Tinka am Men-an-Tol
- Markus Voigt
- 18. Aug.
- 2 Min. Lesezeit
Manche Orte sucht man sich nicht aus. Man findet sie – oder sie finden einen. So war es diesen Sommer, als Tinka und ich uns in Cornwall auf den Weg zum Men-an-Tol gemacht haben, hinaus auf das offene Moor von Penwith, dorthin, wo zwischen Morvah und Madron ein unscheinbarer Schotterparkplatz an einem Steinwall endet und ein schmaler Pfad ins Heidekraut führt.
Knapp einen Kilometer später steht er da: der Men-an-Tol. Zwei aufrechte Granitblöcke, dazwischen der Lochstein – rund, mit einer Öffnung in der Mitte, groß genug, um hindurchzukriechen. Dreitausend Jahre alt. Niemand weiß genau, wer ihn aufgestellt hat oder warum. Man weiß nur, dass Menschen seit Jahrtausenden hierherkommen, um durch das Loch zu steigen – für Heilung, für Glück, für einen Blick in eine andere Zeit.Ich kannte diesen Ort schon, bevor Tinka und ich diesen Sommer dort standen. Ein erster Besuch, vor der Arbeit an Die Zeitenwandlerin, hatte mir das Bild geliefert, das später zum Cover und Schauplatz von Buch II wurde – zwei aufrechte Granitblöcke, der Lochstein dazwischen, der weite graue Himmel darüber. Diesmal war es ein Wiedersehen. Und wie bei einem guten Wiedersehen war der erste Gedanke: Er ist noch beeindruckender, als ich ihn in Erinnerung hatte.Das ist kein Zufall, sondern Prinzip. Wie schon Band I gilt auch für Die Zeitenwandlerin: Jeder Schauplatz existiert wirklich und lässt sich besuchen. Kein Ort ist am Schreibtisch erfunden – jeder ist recherchiert, viele davon selbst begangen, fotografiert, erwandert. Wer die Bücher liest, kann ihnen mit der Landkarte in der Hand folgen. Der Men-an-Tol ist dabei mehr als nur eine Station unter vielen, er ist ein besonderer Ort für Band II.

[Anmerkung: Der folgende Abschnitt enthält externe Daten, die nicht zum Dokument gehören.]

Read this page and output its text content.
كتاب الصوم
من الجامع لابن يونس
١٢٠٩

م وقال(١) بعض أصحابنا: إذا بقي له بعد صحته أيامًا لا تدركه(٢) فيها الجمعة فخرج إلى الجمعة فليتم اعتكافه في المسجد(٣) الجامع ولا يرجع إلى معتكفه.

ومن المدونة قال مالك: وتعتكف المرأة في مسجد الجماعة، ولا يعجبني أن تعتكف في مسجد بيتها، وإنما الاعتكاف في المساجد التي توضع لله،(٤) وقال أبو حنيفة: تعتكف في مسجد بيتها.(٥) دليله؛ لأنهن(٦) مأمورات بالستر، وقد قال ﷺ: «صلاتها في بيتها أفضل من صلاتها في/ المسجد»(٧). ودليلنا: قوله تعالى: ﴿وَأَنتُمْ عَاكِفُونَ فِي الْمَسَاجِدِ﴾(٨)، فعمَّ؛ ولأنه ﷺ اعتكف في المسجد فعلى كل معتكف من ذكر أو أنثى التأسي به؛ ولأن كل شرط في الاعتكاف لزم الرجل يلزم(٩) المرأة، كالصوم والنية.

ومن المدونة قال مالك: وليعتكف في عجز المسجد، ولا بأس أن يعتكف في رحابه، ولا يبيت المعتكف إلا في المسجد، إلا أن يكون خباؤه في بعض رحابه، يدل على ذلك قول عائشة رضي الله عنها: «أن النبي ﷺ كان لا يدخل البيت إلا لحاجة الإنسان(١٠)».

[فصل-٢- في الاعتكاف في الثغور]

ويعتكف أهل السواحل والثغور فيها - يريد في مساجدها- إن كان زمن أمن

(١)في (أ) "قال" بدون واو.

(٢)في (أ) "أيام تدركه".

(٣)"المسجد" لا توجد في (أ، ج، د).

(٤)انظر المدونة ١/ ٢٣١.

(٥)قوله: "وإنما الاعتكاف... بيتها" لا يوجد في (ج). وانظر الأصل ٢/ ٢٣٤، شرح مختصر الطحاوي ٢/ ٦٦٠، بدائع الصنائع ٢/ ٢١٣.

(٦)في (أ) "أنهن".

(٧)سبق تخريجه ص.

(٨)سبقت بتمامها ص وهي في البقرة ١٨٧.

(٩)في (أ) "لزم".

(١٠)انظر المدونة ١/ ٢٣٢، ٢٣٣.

Tinka hat das anders gesehen. Für sie war es zunächst einfach ein sehr guter Ort zum Schnüffeln. Aber dann, direkt vor dem Lochstein, ist sie stehengeblieben, den Kopf leicht schräg gelegt, wie sie es tut, wenn ihr etwas auffällt, das sie nicht einordnen kann. Kurz danach ist das Foto entstanden, das diesen Beitrag begleitet – Tinka vor dem Stein, unter demselben grauen Himmel, der auch das Cover trägt. Es war einer dieser Momente, in denen sich Fiktion und Wirklichkeit für einen Augenblick berühren. Ich habe über diesen Ort geschrieben, ohne genau zu wissen, wie sehr er sich anfühlen würde, als hätte er auf jemanden gewartet. Das Penwith-Moor hat etwas Endgültiges in seiner Leere – kaum ein Wanderer, kaum ein Laut außer dem Wind, der hier weht, seit es Menschen überhaupt gibt, die zuhören. Man versteht an einem Ort wie diesem sehr schnell, warum sich Sagen genau dort festsetzen, wo die Landschaft selbst schon unheimlich genug ist, um sie zu tragen.
Die Zeitenwandlerin

erscheint am 23. September 2026, zur Herbst-Tagundnachtgleiche. Der Men-an-Tol steht am Ende dieser Reise – der letzte Ort, den Victoria in diesem Band erreicht. Mehr sei an dieser Stelle nicht verraten, außer: Wer den Stein danach besucht, wird ihn nicht mehr nur als altes Gemäuer im Moor betrachten. Und wer selbst hinreisen möchte – der Weg vom kleinen Schotterparkplatz zwischen Morvah und Madron ist gut zu Fuß zu schaffen, auch mit Hund.